Estos años finales fueron los más cargados de gracias espirituales y de manifestaciones extraordinarias. Sobre todos los dones divinos recibidos destaca la revelación y participación que tuvo de la Pasión de nuestro Señor Jesucristo durante la Semana Santa de 1714, un año antes de su muerte. En obediencia a su confesor escribió una extensa relación de esta gracia. Estos materiales, una vez ordenados y arreglados por el jesuita Luis Ignacio Zevallos o Cevallos, su director espiritual, salieron a la luz pública en tres escritos distintos: Pasión de Cristo (Madrid 1720); Dispertador [sic] del alma religiosa (Madrid 1723), una selección abreviada y adaptada al Triduo Pascual de la obra anterior; y Vida y virtudes, favores del cielo, prodigios y maravillas (Madrid 1726).
La Pasión de Cristo expresa su deslumbramiento por la kénonis de un Dios despojado de su omnipotencia para hacerse hombre y morir en la cruz, acto de amor supremo, y a cuya Pasión pudo asistir espiritualmente Juana de la Encarnación, siguiendo a nuestro Señor desde el Cenáculo hasta el Calvario. El relato de estas visiones, inspirado en la Mística ciudad de Dios (1670) de María de Jesús de Ágreda, impacta al lector de todos los tiempos, no tanto porque cuente situaciones desconocidas de la Pasión de Cristo, aunque también encontramos novedades en la viveza y realismo con que muestra ciertas escenas, sino en el cómo interioriza todos aquellos acontecimientos, la reflexión que le motivan, y las consecuencias prácticas para su vida religiosa y espiritual.
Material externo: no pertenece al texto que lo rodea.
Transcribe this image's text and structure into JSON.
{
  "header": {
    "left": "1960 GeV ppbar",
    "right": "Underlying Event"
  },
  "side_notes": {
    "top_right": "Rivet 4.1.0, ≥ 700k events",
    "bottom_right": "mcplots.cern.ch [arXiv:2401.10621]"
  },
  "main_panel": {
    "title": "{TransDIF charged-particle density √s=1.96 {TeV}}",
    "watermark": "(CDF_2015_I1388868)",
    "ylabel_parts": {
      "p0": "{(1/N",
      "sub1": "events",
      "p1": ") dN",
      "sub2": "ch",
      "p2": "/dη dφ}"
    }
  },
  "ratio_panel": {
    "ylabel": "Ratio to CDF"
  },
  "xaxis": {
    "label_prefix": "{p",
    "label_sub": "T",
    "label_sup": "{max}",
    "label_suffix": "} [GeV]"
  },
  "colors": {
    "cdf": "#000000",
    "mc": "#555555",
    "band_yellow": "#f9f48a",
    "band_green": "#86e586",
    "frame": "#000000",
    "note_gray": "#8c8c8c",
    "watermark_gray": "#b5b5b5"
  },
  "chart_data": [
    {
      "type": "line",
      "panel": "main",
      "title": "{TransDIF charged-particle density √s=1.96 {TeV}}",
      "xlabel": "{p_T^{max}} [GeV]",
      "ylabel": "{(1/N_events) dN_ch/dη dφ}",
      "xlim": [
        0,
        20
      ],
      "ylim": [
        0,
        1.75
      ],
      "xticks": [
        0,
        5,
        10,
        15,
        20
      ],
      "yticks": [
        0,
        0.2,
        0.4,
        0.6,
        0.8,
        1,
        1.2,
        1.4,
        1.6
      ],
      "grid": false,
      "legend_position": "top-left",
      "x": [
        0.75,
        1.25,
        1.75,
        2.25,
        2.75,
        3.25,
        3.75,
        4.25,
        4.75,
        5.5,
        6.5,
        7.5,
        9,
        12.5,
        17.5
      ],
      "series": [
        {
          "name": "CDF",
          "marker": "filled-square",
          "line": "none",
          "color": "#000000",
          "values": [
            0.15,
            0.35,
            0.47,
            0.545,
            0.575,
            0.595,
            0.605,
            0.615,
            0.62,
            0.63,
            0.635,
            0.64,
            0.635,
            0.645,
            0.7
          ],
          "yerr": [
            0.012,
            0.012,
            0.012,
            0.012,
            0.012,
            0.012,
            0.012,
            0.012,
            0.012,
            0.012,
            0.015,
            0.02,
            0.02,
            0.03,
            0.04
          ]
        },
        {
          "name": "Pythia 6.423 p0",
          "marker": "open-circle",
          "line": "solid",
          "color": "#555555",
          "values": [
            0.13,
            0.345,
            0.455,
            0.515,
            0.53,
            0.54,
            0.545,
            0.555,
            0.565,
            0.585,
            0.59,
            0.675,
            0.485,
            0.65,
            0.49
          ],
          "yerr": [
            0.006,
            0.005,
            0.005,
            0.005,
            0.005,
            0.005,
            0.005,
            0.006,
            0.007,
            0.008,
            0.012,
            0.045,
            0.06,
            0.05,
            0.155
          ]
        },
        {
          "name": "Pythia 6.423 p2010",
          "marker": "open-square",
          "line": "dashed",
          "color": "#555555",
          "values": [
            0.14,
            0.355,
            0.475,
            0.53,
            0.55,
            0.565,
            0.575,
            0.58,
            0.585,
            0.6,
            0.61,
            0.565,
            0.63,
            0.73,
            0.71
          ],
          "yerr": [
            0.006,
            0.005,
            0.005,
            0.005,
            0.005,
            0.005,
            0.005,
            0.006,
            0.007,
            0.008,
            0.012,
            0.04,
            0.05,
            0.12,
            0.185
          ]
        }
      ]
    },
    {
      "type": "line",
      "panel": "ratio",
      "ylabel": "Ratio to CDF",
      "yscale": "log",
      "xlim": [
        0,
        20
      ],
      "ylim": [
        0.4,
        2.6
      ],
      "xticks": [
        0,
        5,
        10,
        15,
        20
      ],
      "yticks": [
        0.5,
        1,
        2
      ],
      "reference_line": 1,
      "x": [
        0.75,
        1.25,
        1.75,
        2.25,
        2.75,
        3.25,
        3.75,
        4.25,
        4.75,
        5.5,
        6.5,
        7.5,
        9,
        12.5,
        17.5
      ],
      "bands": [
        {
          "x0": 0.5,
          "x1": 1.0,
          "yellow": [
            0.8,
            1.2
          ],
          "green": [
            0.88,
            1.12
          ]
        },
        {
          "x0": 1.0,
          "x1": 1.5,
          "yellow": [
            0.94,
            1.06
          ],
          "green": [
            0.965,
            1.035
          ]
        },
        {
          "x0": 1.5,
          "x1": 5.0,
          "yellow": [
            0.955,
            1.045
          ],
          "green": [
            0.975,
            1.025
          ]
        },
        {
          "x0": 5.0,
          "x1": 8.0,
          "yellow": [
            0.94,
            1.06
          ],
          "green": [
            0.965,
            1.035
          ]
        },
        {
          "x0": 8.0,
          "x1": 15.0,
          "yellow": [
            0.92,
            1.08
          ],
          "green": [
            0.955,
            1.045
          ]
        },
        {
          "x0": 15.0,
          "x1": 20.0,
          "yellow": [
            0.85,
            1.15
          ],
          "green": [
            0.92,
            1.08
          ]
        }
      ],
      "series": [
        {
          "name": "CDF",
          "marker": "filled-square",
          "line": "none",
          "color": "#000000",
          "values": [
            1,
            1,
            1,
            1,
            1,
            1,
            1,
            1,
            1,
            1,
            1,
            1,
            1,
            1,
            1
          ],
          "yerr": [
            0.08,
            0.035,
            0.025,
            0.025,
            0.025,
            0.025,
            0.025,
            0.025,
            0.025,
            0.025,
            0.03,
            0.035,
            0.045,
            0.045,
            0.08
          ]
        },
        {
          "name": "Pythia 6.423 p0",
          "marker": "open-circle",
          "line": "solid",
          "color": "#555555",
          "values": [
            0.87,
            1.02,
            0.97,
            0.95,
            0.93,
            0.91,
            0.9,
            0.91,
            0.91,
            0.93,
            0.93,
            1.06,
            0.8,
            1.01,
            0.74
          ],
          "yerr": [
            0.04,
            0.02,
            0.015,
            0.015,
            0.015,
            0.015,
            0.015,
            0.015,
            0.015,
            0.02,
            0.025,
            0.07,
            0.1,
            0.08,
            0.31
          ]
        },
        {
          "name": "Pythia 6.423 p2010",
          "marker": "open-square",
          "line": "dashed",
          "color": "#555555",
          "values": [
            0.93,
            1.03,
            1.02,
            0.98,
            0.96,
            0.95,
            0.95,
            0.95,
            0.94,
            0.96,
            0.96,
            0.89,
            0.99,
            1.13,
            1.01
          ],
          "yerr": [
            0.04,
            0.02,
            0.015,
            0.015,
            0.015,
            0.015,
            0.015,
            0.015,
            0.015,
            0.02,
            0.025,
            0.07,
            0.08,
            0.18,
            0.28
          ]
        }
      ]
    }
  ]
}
En cada una de sus páginas, escritas con pureza de lenguaje y dulzura de estilo, comunica los sentimientos que tuvo Cristo durante las amargas y dolorosas horas de la Pasión, y la locura de amor de Juana, como demuestran las incesantes exclamaciones amorosas, por aquél que la amó hasta el extremo. En efecto, la obra de Juana de la Encarnación alcanza elevadas cotas en la denominada “mística de la Cruz” o “mística de la Pasión”, expresión que denota el misterio de la unión del alma con Dios, o experiencia profunda de despojamiento de sí mismo, de renuncia absoluta al ego hasta la identificación con el Crucificado.
Agraciada por Dios y combatida por el maligno, Juana de la Encarnación se vio de nuevo visitada por la enfermedad y el 11 de noviembre de 1715, con gran suavidad, discreta como había tratado de vivir, a la edad de 43 años, voló su espíritu al encuentro de su Amor crucificado y glorioso.